为了进一步提取对不同等级原酒区分有重大贡献的挥发性组分,进行了PLS-DA的研究,如图2-a所示,通过可靠的PLS-DA模型可以很好地区分3个等级样品。该模型提取的3个主成分解释了74.4%,说明这3个成分可反映样品的总体情况。此外进行了200次的置换检验,通过检验图(图2-b)可以看出所有位于左边的R2和Q2值均低于右边R2和Q2值,且Q2回归线的截距为负值,表明该模型未过拟合[26]。

Y-优级；I-一级；II-二级

变量投影重要度(variable importance for the projection,VIP)表征了分类过程中各个变量的重要性,通常VIP值大于1的变量在不同样本组之间的区分中起着重要作用。通过VIP值筛选出25个差异标记物,ANOVA分析进一步验证了这些物质含量在不同等级之间具有显著差异(P<0.05)(表3)。

表3 基于PLS-DA筛选不同等级小曲清香型原酒品质差异标记物

这些物质中除3-甲基丁醇、己酸、丁酸、戊酸、乳酸乙酯、乙酸异戊酯平均含量高于5 mg/L以外,其余物质均低于2 mg/L,说明微量化合物对于白酒品质区分具有重要意义。

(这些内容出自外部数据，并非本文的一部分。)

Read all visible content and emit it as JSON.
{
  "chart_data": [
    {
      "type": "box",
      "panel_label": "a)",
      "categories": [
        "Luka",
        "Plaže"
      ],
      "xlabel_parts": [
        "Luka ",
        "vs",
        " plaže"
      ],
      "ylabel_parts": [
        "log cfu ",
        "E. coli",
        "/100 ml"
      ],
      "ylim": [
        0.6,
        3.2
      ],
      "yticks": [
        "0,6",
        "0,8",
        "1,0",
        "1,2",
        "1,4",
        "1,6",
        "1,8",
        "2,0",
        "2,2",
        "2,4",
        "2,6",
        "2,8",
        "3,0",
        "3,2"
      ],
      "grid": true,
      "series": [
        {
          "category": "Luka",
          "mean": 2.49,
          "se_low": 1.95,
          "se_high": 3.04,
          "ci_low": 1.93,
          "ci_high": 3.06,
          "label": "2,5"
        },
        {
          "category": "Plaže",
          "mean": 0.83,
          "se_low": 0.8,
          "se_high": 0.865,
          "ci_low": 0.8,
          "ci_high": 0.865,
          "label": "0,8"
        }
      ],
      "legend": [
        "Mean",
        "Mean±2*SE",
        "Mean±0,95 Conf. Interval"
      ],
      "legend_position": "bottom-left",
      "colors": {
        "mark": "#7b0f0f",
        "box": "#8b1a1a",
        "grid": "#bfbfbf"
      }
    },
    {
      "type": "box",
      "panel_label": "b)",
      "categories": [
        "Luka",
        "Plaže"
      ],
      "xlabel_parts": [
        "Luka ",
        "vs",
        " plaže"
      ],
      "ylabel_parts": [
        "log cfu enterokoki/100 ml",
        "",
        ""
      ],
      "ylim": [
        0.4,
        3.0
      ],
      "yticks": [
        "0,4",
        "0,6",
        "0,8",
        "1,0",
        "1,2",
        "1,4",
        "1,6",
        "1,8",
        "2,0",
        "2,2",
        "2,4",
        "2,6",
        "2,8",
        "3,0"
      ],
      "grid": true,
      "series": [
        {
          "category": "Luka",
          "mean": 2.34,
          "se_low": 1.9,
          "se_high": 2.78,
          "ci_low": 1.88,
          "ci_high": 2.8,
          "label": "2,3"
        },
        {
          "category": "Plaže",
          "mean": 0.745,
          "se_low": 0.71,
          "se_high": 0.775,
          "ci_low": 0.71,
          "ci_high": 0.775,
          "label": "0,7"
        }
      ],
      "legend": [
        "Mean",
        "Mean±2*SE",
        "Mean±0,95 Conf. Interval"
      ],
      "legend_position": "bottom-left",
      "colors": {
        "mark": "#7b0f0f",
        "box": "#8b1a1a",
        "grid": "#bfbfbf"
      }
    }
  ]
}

其中β-大马酮、二甲基三硫、甲硫醇及土味素在白酒中的的阈值[22]分别为0.12、0.36、2.20和0.11 μg/L,在不同等级小曲清香型白酒中的OAV值分别高达57～138、83～213、20～49及19～122,对小曲清香型白酒风味特征具有重要贡献。β-大马酮呈现令人愉悦的蜂蜜,玫瑰香气,其含量随着等级的降低而降低,对于白酒品质鉴别具有关键作用。

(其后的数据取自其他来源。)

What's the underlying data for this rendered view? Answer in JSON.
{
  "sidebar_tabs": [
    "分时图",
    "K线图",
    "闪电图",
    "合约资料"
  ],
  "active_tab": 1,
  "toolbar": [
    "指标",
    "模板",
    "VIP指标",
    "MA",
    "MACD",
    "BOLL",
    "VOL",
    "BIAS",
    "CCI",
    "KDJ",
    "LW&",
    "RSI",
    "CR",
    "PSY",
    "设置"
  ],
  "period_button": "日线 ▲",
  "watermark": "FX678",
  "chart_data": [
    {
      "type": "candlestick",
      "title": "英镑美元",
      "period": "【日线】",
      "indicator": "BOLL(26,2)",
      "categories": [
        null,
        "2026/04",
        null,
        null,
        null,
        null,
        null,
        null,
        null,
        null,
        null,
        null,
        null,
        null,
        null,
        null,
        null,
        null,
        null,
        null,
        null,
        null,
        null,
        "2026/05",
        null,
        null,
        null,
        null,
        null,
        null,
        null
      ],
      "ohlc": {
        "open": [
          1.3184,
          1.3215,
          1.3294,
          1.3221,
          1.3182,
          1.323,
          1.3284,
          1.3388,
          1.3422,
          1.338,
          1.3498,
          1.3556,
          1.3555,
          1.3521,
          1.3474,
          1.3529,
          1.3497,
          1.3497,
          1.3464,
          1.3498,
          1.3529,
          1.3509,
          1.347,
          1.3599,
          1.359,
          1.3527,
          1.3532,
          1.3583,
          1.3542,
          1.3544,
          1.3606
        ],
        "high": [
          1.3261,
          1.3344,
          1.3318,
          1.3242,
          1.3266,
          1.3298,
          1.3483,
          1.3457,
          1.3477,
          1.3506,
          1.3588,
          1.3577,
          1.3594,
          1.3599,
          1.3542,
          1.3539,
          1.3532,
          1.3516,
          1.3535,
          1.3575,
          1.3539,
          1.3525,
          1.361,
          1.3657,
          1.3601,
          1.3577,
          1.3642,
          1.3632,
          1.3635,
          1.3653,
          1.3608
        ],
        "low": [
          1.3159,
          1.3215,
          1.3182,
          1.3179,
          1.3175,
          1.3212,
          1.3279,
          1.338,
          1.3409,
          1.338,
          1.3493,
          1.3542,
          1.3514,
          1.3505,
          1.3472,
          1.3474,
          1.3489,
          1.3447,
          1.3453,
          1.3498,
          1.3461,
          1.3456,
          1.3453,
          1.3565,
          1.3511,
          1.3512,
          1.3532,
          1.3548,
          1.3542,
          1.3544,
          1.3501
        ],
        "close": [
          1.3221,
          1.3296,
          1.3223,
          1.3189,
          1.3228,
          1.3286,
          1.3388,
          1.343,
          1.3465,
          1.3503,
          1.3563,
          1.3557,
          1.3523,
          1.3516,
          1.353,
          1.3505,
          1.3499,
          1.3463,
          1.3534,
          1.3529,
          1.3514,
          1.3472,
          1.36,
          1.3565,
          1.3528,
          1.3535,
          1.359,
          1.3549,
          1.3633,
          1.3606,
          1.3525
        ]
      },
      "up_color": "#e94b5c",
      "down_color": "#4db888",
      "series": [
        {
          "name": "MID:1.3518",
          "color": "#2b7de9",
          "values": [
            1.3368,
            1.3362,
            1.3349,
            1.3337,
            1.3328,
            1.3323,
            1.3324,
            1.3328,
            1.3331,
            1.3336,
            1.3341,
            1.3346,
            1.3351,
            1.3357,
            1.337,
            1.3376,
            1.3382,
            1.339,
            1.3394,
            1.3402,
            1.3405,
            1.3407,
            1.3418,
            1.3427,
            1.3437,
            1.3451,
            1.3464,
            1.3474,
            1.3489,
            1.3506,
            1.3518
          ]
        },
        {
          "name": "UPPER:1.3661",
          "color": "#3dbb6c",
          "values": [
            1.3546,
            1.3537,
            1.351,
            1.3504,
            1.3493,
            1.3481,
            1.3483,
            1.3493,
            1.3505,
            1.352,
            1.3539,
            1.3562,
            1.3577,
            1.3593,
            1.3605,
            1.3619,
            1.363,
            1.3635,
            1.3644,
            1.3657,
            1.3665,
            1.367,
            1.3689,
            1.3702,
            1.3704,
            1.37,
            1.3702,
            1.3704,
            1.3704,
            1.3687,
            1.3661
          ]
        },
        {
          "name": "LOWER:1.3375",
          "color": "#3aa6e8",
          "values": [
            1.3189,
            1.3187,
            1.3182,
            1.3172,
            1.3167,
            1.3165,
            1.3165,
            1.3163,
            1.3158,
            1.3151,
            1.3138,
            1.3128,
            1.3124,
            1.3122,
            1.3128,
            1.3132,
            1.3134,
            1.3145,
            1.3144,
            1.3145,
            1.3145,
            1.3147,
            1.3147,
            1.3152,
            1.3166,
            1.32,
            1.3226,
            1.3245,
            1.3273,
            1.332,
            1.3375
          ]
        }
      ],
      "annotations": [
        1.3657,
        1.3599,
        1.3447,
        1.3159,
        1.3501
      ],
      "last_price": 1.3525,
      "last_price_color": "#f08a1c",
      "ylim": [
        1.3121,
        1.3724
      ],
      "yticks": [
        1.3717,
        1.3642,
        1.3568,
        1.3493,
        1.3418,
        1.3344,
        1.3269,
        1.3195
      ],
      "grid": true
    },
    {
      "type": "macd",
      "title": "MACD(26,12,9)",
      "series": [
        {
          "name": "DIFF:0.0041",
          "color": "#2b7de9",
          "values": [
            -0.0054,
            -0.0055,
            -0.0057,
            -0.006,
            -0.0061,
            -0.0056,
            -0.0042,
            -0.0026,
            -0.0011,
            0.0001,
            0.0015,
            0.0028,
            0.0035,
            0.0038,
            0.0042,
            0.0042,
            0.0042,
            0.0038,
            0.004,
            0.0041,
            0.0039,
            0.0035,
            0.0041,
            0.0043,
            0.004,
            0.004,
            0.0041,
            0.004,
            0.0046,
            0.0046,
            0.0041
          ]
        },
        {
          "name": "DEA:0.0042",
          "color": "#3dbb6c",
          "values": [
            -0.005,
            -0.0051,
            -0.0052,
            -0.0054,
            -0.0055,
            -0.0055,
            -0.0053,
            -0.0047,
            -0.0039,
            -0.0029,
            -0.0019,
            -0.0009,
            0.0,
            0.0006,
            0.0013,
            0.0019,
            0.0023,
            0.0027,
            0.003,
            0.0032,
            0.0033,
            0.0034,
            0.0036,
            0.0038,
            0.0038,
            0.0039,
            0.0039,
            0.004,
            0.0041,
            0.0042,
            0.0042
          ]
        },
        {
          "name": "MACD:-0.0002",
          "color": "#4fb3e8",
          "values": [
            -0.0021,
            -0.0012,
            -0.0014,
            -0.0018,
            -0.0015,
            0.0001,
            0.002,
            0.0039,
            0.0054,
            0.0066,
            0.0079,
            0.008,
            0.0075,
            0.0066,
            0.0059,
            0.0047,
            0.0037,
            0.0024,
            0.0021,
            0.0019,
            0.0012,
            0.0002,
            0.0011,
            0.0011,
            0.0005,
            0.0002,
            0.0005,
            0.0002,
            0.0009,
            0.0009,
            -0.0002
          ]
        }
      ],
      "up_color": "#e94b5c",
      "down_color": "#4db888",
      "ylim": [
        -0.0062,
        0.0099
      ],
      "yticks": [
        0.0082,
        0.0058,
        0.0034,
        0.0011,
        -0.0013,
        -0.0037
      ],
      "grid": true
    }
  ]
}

二甲基三硫和甲硫醇在低质量浓度时为白酒中的重要香气成分,其含量随等级降低而降低。土味素是白酒中泥土气味的主要来源,是重要的异嗅味物质,其含量随等级降低而增加。

PLS-DA除了对样本主要矩阵特征进行更深入分析外,在降维的同时结合了回归模型,并利用一定的判别阈值对回归结果进行判别分析[27]。为了建立一个快速准确的等级判别模型,以55个样本为训练集,以各个样本的25个差异标记物的含量为变量,提供各个样本的等级信息,使用SIMCA 14.0软件自动拟合PLS-DA判别模型,该模型基于4个主成分的R2Y(cum)= 0.995、Q2Y(cum)= 0.924,模型的解释变异度(R2Y)和预测能力(Q2Y)接近于1,表明该模型的适用性和可预测性较好[26]。模型构建好后,以13个样本为测试集对模型进行验证,图3为模型对不同等级13个样本进行判别分析的结果,从图3-a中可以看出,验证集中4个优级酒的分类变量的预测值都接近于1,在0.5～1.5之内,而其他2个等级的分类变量的预测值基本为0,在-0.5～0.5之内,从图3-b、图3-c可以看出一级酒和二级酒的预测值亦是如此。根据PLS-DA法的判别准则可知,验证集中的所有酒样都被正确的识别,即识别率为100%。

a-优级酒；b-一级酒；c-二级酒

3 结论

本研究采用HS-SPME-Arrow-GC-MS方法对68个原酒样品的挥发性组分进行了全面解析,分析了不同等级小曲清香型原酒中66种挥发性组分的精确含量。利用66种挥发性组分在所有样品中的含量对不同等级原酒进行了PLS-DA 分析,可以将68个不同等级的酒样进行有效分离,并且通过VIP值筛选出25个等级差异标记物,其中大部分物质属于白酒中“量微香大”类香气化合物,对原酒品质具有重要影响。以这25个物质在55个校正集样品中的含量构建了PLS-DA原酒等级判别模型,并选择13个样品为测试集进行验证,在判定结果中测试样本与训练样本的正确率均为100%。本研究建立的不同等级的小曲清香型原酒质量等级判别模型将进一步在企业进行推广验证,预期将为白酒原酒品质等级评价标准化提供一定的支撑。